Box office returns are back for Thor: The Dark World’s first weekend in theaters, and not surprisingly, they’re really, really good. More than $86,000,000 good to be exact. No doubt counting that money feels pretty damn good for executives at Marvel Studios, but the ramifications actually run far deeper than just this one-time lump sum payment for parent company Disney.

Just as the runaway success of subsidiary Pixar inspired Disney to make some fundamental alterations in the way it worked on animated movies and to rapidly promote executive John Lasseter, the money-making machine that is Marvel Studios will likely alter the way the studio develops live action characters and properties and could lead to a similar rise for key executive Kevin Feige. Even if you’re not a Marvel fan, this will likely impact you down the road as Mickey Mouse’s long arm stretches through ABC, ESPN, Disney World, Star Wars, Pixar, Disney animation and a whole lot more. Luckily, that should be a great thing, and I’m here to explain why.

Theme Parks
When Disney purchased Marvel, the studio basically purchased a giant tangle of complicated licensing agreements the powers that be had made with other companies over the years. As a result, certain characters, like say the X-Men, belong to other studios and various other distribution agreements, like the one with Paramount, had to be bought out for large sums of money in order to give Disney full control. When it comes to theme parks, the dots are even more complicated. Basically, Mickey and friends are allowed to use Iron Man and company in theme parks anywhere in the world that doesn’t fall in the Eastern half of the United States or in Japan.
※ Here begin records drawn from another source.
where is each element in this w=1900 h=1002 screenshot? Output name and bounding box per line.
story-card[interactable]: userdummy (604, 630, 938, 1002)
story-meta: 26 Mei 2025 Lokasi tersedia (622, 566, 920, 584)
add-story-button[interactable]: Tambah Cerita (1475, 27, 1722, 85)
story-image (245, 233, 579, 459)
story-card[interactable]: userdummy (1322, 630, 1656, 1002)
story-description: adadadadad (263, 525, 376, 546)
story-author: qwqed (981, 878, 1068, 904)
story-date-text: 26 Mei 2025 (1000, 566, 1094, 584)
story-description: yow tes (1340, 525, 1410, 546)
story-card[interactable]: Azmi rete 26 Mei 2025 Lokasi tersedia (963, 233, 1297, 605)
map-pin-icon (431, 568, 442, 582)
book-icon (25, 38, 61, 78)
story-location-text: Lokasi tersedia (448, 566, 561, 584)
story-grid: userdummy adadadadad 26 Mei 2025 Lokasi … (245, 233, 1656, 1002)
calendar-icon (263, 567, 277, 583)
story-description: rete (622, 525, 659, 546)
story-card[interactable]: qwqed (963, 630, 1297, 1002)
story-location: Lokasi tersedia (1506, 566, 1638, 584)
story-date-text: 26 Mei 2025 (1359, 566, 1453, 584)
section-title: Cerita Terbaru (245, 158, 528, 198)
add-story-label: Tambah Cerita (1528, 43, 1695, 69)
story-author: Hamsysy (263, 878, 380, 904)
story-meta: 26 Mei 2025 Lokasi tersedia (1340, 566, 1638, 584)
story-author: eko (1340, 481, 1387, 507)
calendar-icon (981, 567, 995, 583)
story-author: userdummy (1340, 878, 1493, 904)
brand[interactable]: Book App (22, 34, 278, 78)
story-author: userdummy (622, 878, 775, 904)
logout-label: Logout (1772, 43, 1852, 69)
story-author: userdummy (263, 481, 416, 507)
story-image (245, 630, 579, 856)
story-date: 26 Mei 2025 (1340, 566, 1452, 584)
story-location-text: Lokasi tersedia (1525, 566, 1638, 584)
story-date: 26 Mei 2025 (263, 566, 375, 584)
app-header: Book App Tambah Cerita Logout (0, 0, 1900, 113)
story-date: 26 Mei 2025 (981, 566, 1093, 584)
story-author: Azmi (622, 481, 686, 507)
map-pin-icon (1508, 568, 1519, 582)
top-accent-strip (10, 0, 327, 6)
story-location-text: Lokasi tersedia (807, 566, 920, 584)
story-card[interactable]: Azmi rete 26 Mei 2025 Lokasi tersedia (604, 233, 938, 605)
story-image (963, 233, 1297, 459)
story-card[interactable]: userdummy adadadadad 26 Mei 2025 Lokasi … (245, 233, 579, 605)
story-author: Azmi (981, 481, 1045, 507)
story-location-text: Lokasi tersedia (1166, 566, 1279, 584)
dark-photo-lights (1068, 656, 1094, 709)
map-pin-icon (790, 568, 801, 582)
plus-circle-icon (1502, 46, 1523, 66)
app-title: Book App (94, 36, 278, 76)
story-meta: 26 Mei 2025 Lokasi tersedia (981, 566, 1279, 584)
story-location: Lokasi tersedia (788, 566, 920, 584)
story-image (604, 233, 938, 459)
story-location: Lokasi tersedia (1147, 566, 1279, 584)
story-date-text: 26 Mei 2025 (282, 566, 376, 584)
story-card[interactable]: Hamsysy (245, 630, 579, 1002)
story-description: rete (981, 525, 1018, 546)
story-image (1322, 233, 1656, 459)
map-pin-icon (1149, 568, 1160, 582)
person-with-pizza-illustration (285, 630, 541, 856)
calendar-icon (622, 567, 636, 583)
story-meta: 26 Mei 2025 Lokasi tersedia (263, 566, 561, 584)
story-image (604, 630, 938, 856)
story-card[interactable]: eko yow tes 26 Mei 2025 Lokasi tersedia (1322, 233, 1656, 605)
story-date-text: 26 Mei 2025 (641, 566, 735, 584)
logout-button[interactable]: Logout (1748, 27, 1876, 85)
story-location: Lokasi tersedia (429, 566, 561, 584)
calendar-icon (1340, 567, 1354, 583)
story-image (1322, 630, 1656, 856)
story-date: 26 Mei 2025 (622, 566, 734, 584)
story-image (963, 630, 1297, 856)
It would take too long to get into the whys, but in short, Disneyland, Disneyland Paris and Disneyland Hong Kong could start to get brand new rides based on all the classic Marvel characters, but to this point, only Disneyland Hong Kong has announced it will.

If that ride puts asses into the seats and the Marvel Studios films continue to grow in popularity, it’s a sure thing that Disneyland, as in the Anaheim one, will eventually figure out a way to incorporate at least a couple large scale attractions that aren’t merely displays. Because of space limitations, that could involve knocking down some attractions in California Adventure and building over them. It could involve moving parking further offsight and creating an entirely new full-size park or it could involve building on an entirely separate site. If enough people clamor for something, Disney will build it, and I think I speak for everyone when I say I’d love to ride an attraction based on the epic Avengers climax.